We have one wedding list in Dublin comprising things we won’t get to use until the far-off mythical day when we move home, and another list online composed of things that aren’t too big or electrical, so that we can move them easily to our next abode and they’ll function in other countries.
It’s a far cry from the day when your mother and father moved into their first home, furnished with mismatched presents and hand-me-down furniture from relatives, planning to stay there and build on what they have where they are from then on. It’s also a far, far cry from the things I’ve read in wedding articles, gems like “list the colour-schemes for all the rooms in your house on your wedding web site so that your guests can pick coordinating presents.” Ahem. Here lies the realm of fantasy. Colour schemes? In rooms? In our house?

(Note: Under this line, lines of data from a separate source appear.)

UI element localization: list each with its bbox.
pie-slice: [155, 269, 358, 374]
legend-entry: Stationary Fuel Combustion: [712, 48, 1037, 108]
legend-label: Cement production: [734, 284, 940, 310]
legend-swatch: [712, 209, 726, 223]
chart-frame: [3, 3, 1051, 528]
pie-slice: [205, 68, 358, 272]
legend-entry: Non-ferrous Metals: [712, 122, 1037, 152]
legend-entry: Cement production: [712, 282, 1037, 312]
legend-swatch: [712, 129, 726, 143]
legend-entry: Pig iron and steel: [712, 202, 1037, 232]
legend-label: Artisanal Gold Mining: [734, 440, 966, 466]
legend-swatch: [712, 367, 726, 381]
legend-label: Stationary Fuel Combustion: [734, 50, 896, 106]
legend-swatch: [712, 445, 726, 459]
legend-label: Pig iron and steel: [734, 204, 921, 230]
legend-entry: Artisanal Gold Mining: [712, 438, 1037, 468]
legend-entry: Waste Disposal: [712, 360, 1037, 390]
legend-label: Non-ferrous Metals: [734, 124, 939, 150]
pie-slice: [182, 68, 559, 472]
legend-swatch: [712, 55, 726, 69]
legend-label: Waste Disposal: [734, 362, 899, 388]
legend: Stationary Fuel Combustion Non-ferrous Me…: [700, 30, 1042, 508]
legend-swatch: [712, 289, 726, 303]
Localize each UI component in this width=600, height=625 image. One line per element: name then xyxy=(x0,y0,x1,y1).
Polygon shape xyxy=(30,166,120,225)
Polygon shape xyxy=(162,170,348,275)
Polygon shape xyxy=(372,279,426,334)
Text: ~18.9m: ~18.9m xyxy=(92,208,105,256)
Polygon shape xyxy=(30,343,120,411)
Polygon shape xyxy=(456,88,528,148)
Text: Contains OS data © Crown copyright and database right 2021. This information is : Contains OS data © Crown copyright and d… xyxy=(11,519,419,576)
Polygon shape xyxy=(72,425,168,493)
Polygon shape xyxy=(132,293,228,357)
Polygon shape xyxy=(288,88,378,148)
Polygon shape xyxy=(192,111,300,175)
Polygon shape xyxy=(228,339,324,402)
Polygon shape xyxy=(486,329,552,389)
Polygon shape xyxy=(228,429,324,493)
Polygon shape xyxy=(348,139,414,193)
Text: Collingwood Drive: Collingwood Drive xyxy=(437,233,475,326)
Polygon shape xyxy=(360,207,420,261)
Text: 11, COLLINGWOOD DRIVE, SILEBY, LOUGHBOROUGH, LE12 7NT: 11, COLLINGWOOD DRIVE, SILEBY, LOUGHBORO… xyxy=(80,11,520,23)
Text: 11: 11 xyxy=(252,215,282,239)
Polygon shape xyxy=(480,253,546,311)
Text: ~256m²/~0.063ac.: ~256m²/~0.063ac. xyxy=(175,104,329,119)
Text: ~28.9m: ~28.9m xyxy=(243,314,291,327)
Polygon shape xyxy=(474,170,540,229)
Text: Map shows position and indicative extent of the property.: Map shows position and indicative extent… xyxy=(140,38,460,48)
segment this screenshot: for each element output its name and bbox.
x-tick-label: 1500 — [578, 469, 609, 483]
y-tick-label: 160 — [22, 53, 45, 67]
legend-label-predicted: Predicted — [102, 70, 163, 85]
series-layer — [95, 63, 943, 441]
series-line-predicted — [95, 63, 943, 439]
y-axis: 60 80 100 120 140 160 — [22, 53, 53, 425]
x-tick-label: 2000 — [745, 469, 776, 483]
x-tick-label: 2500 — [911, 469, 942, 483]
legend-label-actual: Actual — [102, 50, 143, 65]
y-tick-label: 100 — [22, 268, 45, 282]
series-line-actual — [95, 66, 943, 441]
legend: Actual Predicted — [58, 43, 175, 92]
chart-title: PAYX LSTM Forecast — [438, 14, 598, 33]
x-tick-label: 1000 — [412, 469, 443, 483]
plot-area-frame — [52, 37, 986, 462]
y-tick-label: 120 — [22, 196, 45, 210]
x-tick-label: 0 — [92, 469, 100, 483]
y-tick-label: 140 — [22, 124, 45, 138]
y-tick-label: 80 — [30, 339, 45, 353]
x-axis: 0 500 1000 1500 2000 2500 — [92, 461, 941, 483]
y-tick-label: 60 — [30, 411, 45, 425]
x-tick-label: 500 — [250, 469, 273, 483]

For one thing, our wedding web site (all three pages of it) is going to say nothing about presents. If people are so kind as to want to give us presents, that’s great. If they want to know about lists, they can ask us, or our mothers, or whoever, and they’ll be told where to find them. They are under no obligation to buy us anything, on or off a list. But apart from all that, the notion of us having an actual permanent house, actually owned by us, and containing such a thing as colour schemes, is bizarre and belongs way in the future. I mean, it’s a lovely thought, but it was a bit surreal wandering round Arnotts trying to pick the sort of plates we’d want to eat our pasta from (or our lamb chop and mashed potato, for the more traditionally palated among us) one day when we have this house and this room where we’d be eating – and I suppose we’ll need a table to eat off too, for heaven’s sake. Life is so demanding. Everything we have right now is so temporary – everything larger than a book or my knee-high boots, say – that it’s impossible to contemplate the day when this crockery we’ve chosen will fit into that life and that house and be eaten off by our children. (Gosh. Eek.)